およそ11万745ドル(約1700万円)という驚きのプライスタグが掲げられたこのRC45には、どのような背景が隠されているのでしょうか?
ホンダが1994年に世に送り出した「RC45(RVF750R)」は、熱狂的なバイクファンの間で特別な存在として語り継がれるモデルです。
スーパーバイク世界選手権(WSBK)をはじめとする市販車ベースの最高峰レースで勝利を収めるため、ホンダは名車「RC30(VFR750R)」の後継機開発に着手しました。
レースのレギュレーションを満たすために市販化された、いわゆる「ホモロゲーションモデル」として誕生したのがこのRC45です。

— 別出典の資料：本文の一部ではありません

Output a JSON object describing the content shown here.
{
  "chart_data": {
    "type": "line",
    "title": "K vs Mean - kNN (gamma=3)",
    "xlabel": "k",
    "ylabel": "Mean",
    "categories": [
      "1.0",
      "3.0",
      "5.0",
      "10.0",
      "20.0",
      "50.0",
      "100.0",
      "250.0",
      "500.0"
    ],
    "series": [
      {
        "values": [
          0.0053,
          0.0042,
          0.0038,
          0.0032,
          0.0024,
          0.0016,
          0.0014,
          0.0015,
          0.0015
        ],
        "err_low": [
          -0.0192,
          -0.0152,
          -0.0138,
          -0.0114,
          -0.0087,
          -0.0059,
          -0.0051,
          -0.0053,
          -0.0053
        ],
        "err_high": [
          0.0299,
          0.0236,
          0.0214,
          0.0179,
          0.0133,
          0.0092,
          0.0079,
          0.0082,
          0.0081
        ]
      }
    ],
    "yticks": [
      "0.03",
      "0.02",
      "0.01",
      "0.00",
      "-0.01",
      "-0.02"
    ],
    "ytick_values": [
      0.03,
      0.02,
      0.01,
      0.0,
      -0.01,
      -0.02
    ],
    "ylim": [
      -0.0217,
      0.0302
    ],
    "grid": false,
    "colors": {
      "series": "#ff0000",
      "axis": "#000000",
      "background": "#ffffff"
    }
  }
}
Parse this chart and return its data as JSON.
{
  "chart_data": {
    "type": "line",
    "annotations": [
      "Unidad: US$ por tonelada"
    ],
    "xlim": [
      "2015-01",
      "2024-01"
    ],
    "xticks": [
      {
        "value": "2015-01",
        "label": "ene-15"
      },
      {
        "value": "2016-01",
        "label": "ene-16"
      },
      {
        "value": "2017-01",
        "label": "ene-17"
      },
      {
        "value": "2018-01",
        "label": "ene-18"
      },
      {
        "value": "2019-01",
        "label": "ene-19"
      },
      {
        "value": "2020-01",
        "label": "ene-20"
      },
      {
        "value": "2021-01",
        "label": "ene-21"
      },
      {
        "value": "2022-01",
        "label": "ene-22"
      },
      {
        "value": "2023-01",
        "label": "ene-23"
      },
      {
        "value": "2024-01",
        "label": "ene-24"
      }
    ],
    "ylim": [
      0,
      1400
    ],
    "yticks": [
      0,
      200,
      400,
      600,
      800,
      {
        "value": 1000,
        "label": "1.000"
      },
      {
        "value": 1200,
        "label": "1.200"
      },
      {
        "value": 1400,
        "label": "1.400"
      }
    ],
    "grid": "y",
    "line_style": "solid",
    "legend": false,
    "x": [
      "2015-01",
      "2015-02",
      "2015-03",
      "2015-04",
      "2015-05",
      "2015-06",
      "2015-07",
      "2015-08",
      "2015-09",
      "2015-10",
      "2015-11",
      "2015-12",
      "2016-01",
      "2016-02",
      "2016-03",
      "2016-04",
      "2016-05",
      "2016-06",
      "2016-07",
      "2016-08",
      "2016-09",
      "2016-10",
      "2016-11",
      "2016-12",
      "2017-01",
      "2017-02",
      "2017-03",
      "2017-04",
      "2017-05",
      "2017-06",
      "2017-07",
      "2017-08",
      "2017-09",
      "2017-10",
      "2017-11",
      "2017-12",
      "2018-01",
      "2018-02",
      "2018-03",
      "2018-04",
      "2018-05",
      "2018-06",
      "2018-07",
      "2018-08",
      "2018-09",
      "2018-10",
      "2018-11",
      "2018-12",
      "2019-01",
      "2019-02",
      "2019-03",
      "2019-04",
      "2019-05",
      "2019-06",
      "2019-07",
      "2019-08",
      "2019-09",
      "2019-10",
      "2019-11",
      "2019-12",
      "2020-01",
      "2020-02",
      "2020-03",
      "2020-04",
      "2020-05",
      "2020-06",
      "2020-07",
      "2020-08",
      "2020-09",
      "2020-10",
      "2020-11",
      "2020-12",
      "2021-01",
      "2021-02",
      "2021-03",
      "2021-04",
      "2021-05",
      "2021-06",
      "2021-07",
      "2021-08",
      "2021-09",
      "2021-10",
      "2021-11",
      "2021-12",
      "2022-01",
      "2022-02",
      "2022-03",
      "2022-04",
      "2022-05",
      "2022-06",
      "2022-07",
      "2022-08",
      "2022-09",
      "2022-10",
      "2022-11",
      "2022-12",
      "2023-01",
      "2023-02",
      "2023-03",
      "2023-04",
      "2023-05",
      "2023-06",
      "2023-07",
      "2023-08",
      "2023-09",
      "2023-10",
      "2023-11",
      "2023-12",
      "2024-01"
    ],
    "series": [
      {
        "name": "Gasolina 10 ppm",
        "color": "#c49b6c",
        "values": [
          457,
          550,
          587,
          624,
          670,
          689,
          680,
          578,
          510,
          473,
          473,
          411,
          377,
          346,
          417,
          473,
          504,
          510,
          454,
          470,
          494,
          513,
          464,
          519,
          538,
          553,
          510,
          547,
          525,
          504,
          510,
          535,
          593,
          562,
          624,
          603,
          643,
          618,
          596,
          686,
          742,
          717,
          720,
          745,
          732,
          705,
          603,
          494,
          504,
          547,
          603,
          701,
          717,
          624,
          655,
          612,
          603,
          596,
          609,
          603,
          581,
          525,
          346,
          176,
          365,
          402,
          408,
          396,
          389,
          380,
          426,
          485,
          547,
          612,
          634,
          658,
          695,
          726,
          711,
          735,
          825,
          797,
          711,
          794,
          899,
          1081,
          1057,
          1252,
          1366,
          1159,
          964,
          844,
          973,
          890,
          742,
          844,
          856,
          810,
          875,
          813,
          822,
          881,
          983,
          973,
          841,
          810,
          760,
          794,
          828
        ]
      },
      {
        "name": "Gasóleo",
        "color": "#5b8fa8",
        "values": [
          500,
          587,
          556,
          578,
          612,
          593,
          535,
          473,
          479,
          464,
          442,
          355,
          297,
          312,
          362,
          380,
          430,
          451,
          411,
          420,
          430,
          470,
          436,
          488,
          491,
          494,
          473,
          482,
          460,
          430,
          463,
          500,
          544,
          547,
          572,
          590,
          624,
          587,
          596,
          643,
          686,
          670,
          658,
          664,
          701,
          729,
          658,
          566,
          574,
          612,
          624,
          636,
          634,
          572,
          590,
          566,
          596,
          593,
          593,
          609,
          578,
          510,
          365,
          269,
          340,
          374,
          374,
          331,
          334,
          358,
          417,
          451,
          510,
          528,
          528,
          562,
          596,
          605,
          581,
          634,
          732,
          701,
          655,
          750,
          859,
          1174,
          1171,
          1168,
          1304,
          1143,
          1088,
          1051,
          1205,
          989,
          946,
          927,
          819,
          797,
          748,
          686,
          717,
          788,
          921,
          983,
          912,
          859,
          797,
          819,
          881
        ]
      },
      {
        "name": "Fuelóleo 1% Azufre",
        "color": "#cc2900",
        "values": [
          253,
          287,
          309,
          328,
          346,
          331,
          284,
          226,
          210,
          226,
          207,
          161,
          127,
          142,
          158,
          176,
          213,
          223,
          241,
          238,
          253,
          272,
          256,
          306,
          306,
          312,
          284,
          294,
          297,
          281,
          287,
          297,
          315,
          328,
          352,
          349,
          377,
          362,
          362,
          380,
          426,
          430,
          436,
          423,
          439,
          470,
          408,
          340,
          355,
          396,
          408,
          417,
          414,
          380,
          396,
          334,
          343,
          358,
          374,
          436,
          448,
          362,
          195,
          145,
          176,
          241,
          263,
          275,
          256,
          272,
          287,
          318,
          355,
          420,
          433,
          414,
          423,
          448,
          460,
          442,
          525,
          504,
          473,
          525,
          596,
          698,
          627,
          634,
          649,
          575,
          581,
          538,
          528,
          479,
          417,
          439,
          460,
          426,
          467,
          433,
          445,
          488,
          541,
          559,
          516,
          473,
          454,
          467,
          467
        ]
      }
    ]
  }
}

心臓部には749ccの水冷V型4気筒エンジンが搭載され、市販の二輪車としてホンダで初めて電子制御燃料噴射装置(PGM-FI)が採用されました。
チタン製コンロッドやマグネシウム合金製のエンジンカバーなど、軽量化と高出力化のためにコスト度外視のレーシングパーツが惜しみなく投入されているのが特徴です。
その圧倒的な戦闘力は実際のレースシーンでも遺憾なく発揮され、1997年のWSBKにおけるジョン・コシンスキー選手のチャンピオン獲得や、鈴鹿8時間耐久ロードレースでの幾多の勝利など、輝かしい戦歴を残しました。
競技用マシンとしての側面が強かったため生産台数はごくわずかで、総生産台数はおよそ1000台、そのうち北米市場向けに販売されたのは50台程度だったと言われています。
発売当時の新車価格は200万円と非常に高価な部類でしたが、現在ではその希少性と歴史的価値が高く評価されており、海外のオークションなどでは1000万円近い金額で取引されるケースも見られます。